Oxfam scandal: Disgraced former Haiti director slams ‘exaggerations and lies’
Oxfam’s former Haiti director Roland van Hauwermeiren, who admitted to his employers he used prostitutes while on a humanitarian mission, has said allegations he hosted sex parties at a charity-funded villa in the earthquake-hit country have been exaggerated.
Mr van Hauwermeiren, a Belgian national, said there had been “a lot of lies and exaggerations” about his time in Haiti.
“A lot of people, including the international media, will feel blushes on their cheeks when they hear my version of the facts,” he told Het Nieuwsblad.
“There are things that are correctly described. But I also read a lot of lies and exaggerations. Parties every week? Chic villas? Women paid with money from the organisation?” the 68-yearold told the Belgian newspaper.
“Now everything is exaggerated, and that hurts, especially because my family does not want to see me any more.”
Mr van Hauwermeiren was allowed to resign from Oxfam before an internal inquiry into sexual misconduct by aid workers in Haiti had concluded.
He is also accused of using prostitutes during an aid mission in Liberia for another British charity, two years before he joined Oxfam.

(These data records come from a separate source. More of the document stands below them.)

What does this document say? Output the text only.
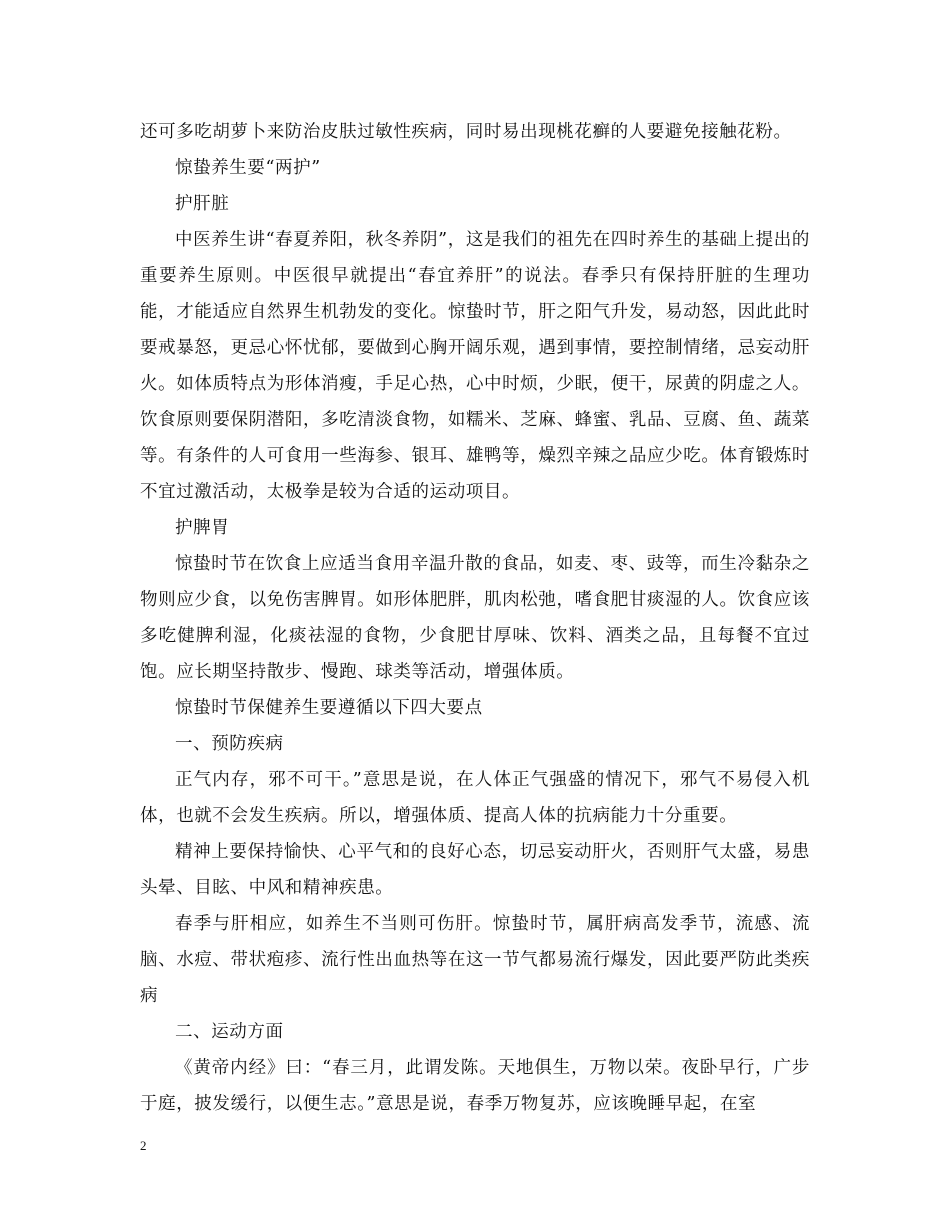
还可多吃胡萝卜来防治皮肤过敏性疾病，同时易出现桃花癣的人要避免接触花粉。

惊蛰养生要“两护”

护肝脏

中医养生讲“春夏养阳，秋冬养阴”，这是我们的祖先在四时养生的基础上提出的重要养生原则。中医很早就提出“春宜养肝”的说法。春季只有保持肝脏的生理功能，才能适应自然界生机勃发的变化。惊蛰时节，肝之阳气升发，易动怒，因此此时要戒暴怒，更忌心怀忧郁，要做到心胸开阔乐观，遇到事情，要控制情绪，忌妄动肝火。如体质特点为形体消瘦，手足心热，心中时烦，少眠，便干，尿黄的阴虚之人。饮食原则要保阴潜阳，多吃清淡食物，如糯米、芝麻、蜂蜜、乳品、豆腐、鱼、蔬菜等。有条件的人可食用一些海参、银耳、雄鸭等，燥烈辛辣之品应少吃。体育锻炼时不宜过激活动，太极拳是较为合适的运动项目。

护脾胃

惊蛰时节在饮食上应适当食用辛温升散的食品，如麦、枣、豉等，而生冷黏杂之物则应少食，以免伤害脾胃。如形体肥胖，肌肉松弛，嗜食肥甘痰湿的人。饮食应该多吃健脾利湿，化痰祛湿的食物，少食肥甘厚味、饮料、酒类之品，且每餐不宜过饱。应长期坚持散步、慢跑、球类等活动，增强体质。

惊蛰时节保健养生要遵循以下四大要点

一、预防疾病

正气内存，邪不可干。”意思是说，在人体正气强盛的情况下，邪气不易侵入机体，也就不会发生疾病。所以，增强体质、提高人体的抗病能力十分重要。

精神上要保持愉快、心平气和的良好心态，切忌妄动肝火，否则肝气太盛，易患头晕、目眩、中风和精神疾患。

春季与肝相应，如养生不当则可伤肝。惊蛰时节，属肝病高发季节，流感、流脑、水痘、带状疱疹、流行性出血热等在这一节气都易流行爆发，因此要严防此类疾病

二、运动方面

《黄帝内经》曰：“春三月，此谓发陈。天地俱生，万物以荣。夜卧早行，广步于庭，披发缓行，以便生志。”意思是说，春季万物复苏，应该晚睡早起，在室

2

Meanwhile, international aid charity Medecins Sans Frontieres said it responded to 24 cases of sexual harassment or abuse last year, resulting in the dismissal of 19 staff members.
MSF – Doctors Without Borders in English – has released figures about sexual-harassment complaints to show transparency after the Oxfam scandal.
The charity, which is based in Geneva, said it had received 146 complaints in a year.
“After an internal investigation, 40 cases were found to be allegations of harassment or abuse,” the charity said.
“Of these, 24 were cases of harassment or sexual abuse.”
“Two of these were situations of sexual abuse or harassment by MSF staff against non-MSF staff [patients or members of the community]. Out of the 24 cases of sexual harassment or abuse, 19 people were dismissed.”
The charity sector has come under increased scrutiny in Britain after the UK’s international development secretary Penny Mordaunt threatened to cut funding to any organisation that fails to ensure the highest standards in staff behaviour are met.
Speaking at an aid conference on Wednesday, she said: “No organisation is too big or our work with them too complex for me to hesitate to remove funding from them if we cannot trust them to put the beneficiaries of aid first.”
Ms Mordaunt said that she would be bringing in the UK’s National Crime Agency to investigate the Oxfam abuse reports.
“While investigations have to be completed and any potential criminals prosecuted accordingly, what is clear is that the culture that allowed this to happen needs to change and it needs to change now,” she said.